To improve transparency in the stock market, the Securities and Exchange Organization said henceforth investors will have access to the price-to-sales ratio (P/S) via the market’s bulletin board.
The P/S ratio is one of the critical analytical and valuation tools for investors. “Information will be provided to help investors determine the value of stocks,” Vahid Roshan-Qalb, the SEO deputy chief for supervising stock issuers, was quoted as saying by SEO News Agency.
P/S can be calculated either by dividing the company’s market capitalization by its total sales over a designated period (usually 12 months) or on a per-share basis by dividing the stock price by sales per share. The P/S ratio is also known as a sales multiple or revenue multiple.

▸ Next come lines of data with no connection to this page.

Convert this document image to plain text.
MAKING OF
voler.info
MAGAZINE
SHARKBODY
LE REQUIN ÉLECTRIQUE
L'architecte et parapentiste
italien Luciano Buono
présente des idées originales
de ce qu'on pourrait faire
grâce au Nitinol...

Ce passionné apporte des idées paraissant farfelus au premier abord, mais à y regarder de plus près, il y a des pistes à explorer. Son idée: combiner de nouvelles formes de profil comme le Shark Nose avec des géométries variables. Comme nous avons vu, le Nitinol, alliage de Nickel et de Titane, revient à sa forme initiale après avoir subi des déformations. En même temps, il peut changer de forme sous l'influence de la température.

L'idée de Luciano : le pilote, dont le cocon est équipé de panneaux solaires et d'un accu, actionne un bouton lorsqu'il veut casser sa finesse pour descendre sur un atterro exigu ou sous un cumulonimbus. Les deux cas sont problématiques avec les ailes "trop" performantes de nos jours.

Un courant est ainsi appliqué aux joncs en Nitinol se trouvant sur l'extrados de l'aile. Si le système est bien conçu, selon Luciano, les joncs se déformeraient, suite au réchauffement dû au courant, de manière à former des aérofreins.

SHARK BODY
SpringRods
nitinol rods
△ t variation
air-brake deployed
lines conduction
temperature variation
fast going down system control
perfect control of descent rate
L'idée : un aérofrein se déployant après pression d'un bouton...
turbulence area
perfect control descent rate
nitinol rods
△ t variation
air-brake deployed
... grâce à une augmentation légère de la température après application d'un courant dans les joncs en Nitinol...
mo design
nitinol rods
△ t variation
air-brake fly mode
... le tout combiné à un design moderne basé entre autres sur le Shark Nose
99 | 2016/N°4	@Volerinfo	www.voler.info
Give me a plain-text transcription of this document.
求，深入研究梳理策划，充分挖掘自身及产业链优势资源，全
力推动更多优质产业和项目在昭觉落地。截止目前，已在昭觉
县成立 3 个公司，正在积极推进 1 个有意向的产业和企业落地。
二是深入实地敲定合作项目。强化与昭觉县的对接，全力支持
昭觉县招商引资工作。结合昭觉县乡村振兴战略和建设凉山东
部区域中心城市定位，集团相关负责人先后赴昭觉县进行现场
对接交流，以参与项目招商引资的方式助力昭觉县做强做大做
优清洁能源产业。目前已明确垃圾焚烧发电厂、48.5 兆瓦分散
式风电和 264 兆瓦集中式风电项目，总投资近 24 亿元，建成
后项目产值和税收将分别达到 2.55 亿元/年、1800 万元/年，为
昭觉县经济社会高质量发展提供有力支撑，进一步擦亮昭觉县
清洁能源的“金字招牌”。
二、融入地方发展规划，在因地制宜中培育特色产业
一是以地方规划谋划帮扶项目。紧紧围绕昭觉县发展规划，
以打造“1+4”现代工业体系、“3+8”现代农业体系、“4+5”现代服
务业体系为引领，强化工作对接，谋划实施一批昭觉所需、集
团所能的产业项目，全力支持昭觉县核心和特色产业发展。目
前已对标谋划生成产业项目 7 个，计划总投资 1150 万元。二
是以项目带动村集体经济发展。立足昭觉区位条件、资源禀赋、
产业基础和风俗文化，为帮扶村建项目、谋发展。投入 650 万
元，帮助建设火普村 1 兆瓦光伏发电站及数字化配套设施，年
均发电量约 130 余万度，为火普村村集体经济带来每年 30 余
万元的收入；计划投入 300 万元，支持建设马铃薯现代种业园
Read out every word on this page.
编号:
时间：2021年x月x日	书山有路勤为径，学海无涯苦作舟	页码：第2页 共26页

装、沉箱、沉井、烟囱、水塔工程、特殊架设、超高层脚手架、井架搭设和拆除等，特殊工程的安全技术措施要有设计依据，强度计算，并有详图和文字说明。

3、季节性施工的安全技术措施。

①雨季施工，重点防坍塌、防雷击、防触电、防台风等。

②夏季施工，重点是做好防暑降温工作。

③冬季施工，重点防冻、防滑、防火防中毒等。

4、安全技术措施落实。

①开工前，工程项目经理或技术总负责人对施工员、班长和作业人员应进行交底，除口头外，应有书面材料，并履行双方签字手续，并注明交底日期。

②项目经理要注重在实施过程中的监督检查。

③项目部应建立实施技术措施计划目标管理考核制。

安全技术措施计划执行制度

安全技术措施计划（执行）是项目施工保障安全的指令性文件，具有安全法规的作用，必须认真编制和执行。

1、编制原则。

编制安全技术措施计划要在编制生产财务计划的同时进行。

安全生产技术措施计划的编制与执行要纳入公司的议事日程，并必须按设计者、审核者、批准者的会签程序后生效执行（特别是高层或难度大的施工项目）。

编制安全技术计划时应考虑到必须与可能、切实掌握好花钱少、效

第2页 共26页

A low ratio may imply the stock as undervalued, while a ratio that is higher-than-average could indicate that the stock is overvalued.
Roshan-Qalb said the ratio is calculated for manufacturing listed companies and it is not normal for non-manufacturing companies to present P/S ratio.
“The ratio will be updated with change(s) in share price and when companies release their monthly financial report.”
One of the drawbacks of the P/S ratio is that it doesn’t show whether or not a company is making profit. In other words, it is not necessarily used to give investors insight into the profitability of stocks in the future to be able to make informed choices.
To overcome this drawback, the stock market regulator plans to require listed companies to publish their earnings per share (EPS) on a regular basis in the near future.
EPS is calculated as a company's profit divided by the outstanding shares of its common stock. The resulting number serves as an indicator of a company's profitability. EPS is a widely used metric to estimate corporate value.
The SEO has asked listed companies to tap the technical expertise of authorized market analysts, asset managers and financial advisory firms in drafting their EPS reports.
Given the increasing number of listed companies, share market authorities are now aware of the need to improve transparency in financial reporting to minimize unwanted volatility emanating from lack of financial literacy and lack of valid data about the actual performance of listed companies.